JOGAR NO FLAMENGO: SONHO QUE O FENÔMENO NÃO REALIZOU

por Elso Venâncio


Ronaldo Fenômeno é um dos personagens mais vitoriosos do mundo do futebol. Paulo Roberto Falcão costumava dizer que jogador morre duas vezes. A maioria perde o rumo quando se afasta dos campos. Ronaldo, não. Renasce sempre e melhor, como atleta ou empreendedor, lembrando a história da Fênix, lendário pássaro da mitologia grega que morria e pouco depois ressurgia, renascendo das próprias cinzas mais forte do que nunca.

Muitas articulações nos bastidores não chegam à imprensa. O predestinado Ronaldo foi uma espécie de “estagiário” na Copa de 1994. Seus empresários argumentaram com Parreira que a convocação do garoto agradaria ao patrocinador, à CBF, e que ele ganharia experiência para os próximos Mundiais. Afinal, despontou aos 16 anos de idade como um autêntico furacão, um tufão que varria todas as defesas que encontrava pelo caminho, brilhando com a camisa do Cruzeiro.

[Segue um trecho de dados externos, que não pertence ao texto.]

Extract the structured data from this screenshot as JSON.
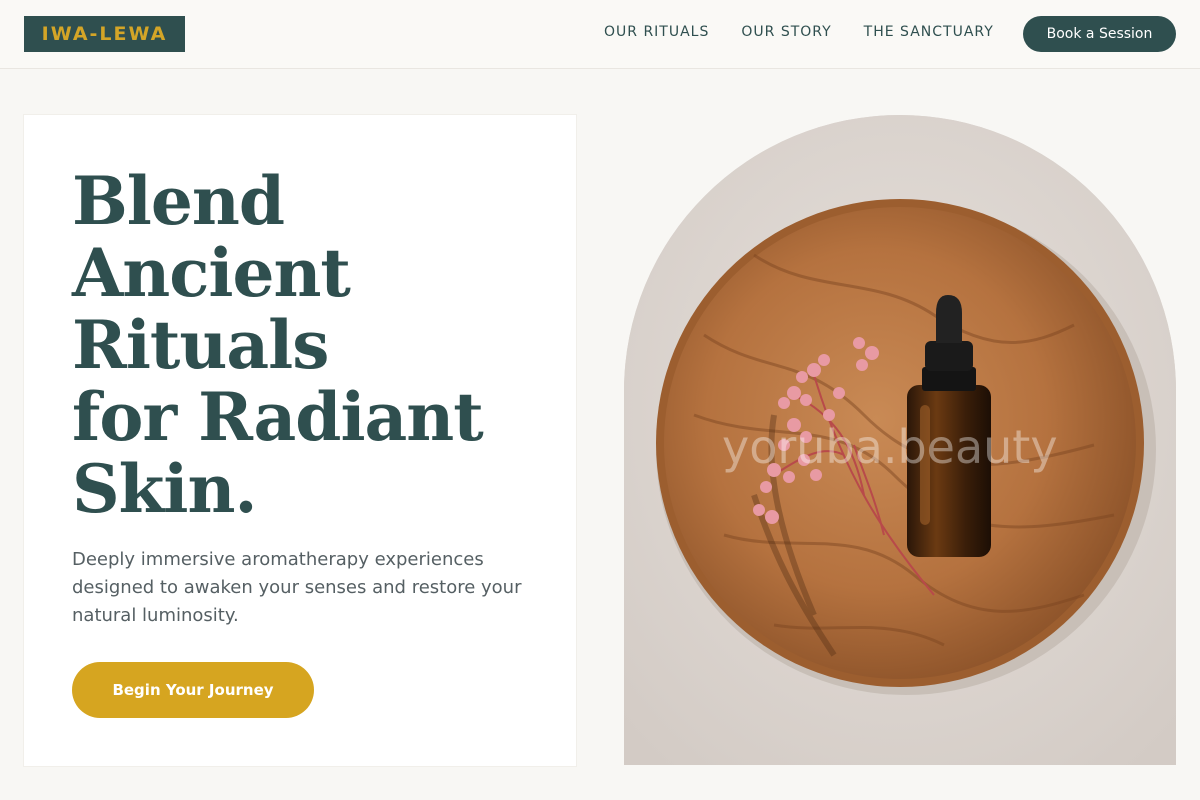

Parreira levaria Evair, que estava em grande forma no Palmeiras, mas o atacante de 29 anos não teria chance de jogar nos Estados Unidos, menos ainda nas próximas Copas. Com isso, o técnico mudou de ideia. Convocou Ronaldo, então com 17 anos, para ser talvez o único “trainee” da história de um Mundial.

Preparado desde cedo para ser um grande jogador, tinha pinta de craque. Acabou se tornando um fora de série, um supercraque. Estrela mundial, brilhou pelo PSV, arrasou no Barcelona, foi muito bem na Inter de Milão, ídolo de uma constelação no Real Madri e craque do Milan, sendo eleito por três vezes (1996, 1997 e 2002) o melhor jogador do mundo.

Passou a ser o jogador brasileiro mais conhecido e idolatrado na Europa. Bem orientado, inteligente, apoiado por multinacionais e com futebol digno de Fenômeno – apelido que recebeu dos italianos quando atuava pela Inter –, superou adversidades e atingiu todas as metas traçadas até se tornar sócio de clubes poderosos em todo o planeta.

Ronaldo parece ter o mundo a seus pés, mas um sonho de criança passou ao seu lado por três vezes e ele nunca conseguiu realizá-lo: jogar no clube do seu coração.

Na primeira tentativa, saiu da humilde Bento Ribeiro para ser testado dentre quase mil meninos que tentavam a sorte na peneira do Flamengo. Aprovado, não pôde voltar por não ter dinheiro para pagar as passagens.

O São Cristóvão lhe abriu as portas após um convênio com o Social Ramos, clube de salão onde jogava. Para o Cruzeiro e para a fama foi um pulo, mas o Flamengo – e eu pude comprovar isso – não saía da sua cabeça.

Eis que surge na sala de imprensa um garoto magrelo, dentes para fora, munido apenas de um calção e sem camisa. Tinha saído da sala de musculação que ficava entre o vestiário e o corredor onde os jornalistas resenhavam. O garoto já era jogador do Cruzeiro, contratado havia poucos meses, e se recuperava de uma contusão na Gávea. Com um sorriso juvenil, me fez um pedido:

“Elso, eu sou Flamengo. Me ajuda… quero jogar aqui.”

Revelou que ouvia os jogos do time pela Rádio Globo, torcendo ao lado do pai, Nélio Nazário, e que era fã do ‘Garotinho’ José Carlos Araújo.

Ronaldo ainda teve uma última chance de vestir o manto rubro-negro. O sonho do atacante ficou bem perto de ser realizado 15 anos depois de despontar no cenário futebolístico. Em setembro de 2008, já rico, famoso, realizado, protagonista do pentacampeonato conquistado na Copa do Mundo do Japão e da Coreia, o jogador passou quatro meses treinando na Gávea, recuperando-se de uma grave contusão no joelho esquerdo. Estava livre no mercado, pronto para quem sabe finalmente jogar no seu clube e fazer, enfim, um gol no Maracanã.

É verdade: Ronaldo, como profissional, por ter atuado muito tempo no exterior, não tinha marcado ainda no maior e principal estádio do mundo. Mas, curiosamente, não recebeu nenhuma proposta da diretoria rubro-negra. Treinava normalmente, forte, mas não participava dos coletivos. O tempo se passando e nada de proposta, nada de projeto para que permanecesse, ficasse de vez e jogasse pelo Mais Querido.

Seu lado profissional entrou em ação e o craque decidiu aceitar uma proposta tentadora do Corinthians. No clube paulista, encerraria ainda em bom nível a sua brilhante carreira.

Ele não entende até hoje como foi desprezado pelo Flamengo, deixando de realizar o seu sonho de criança.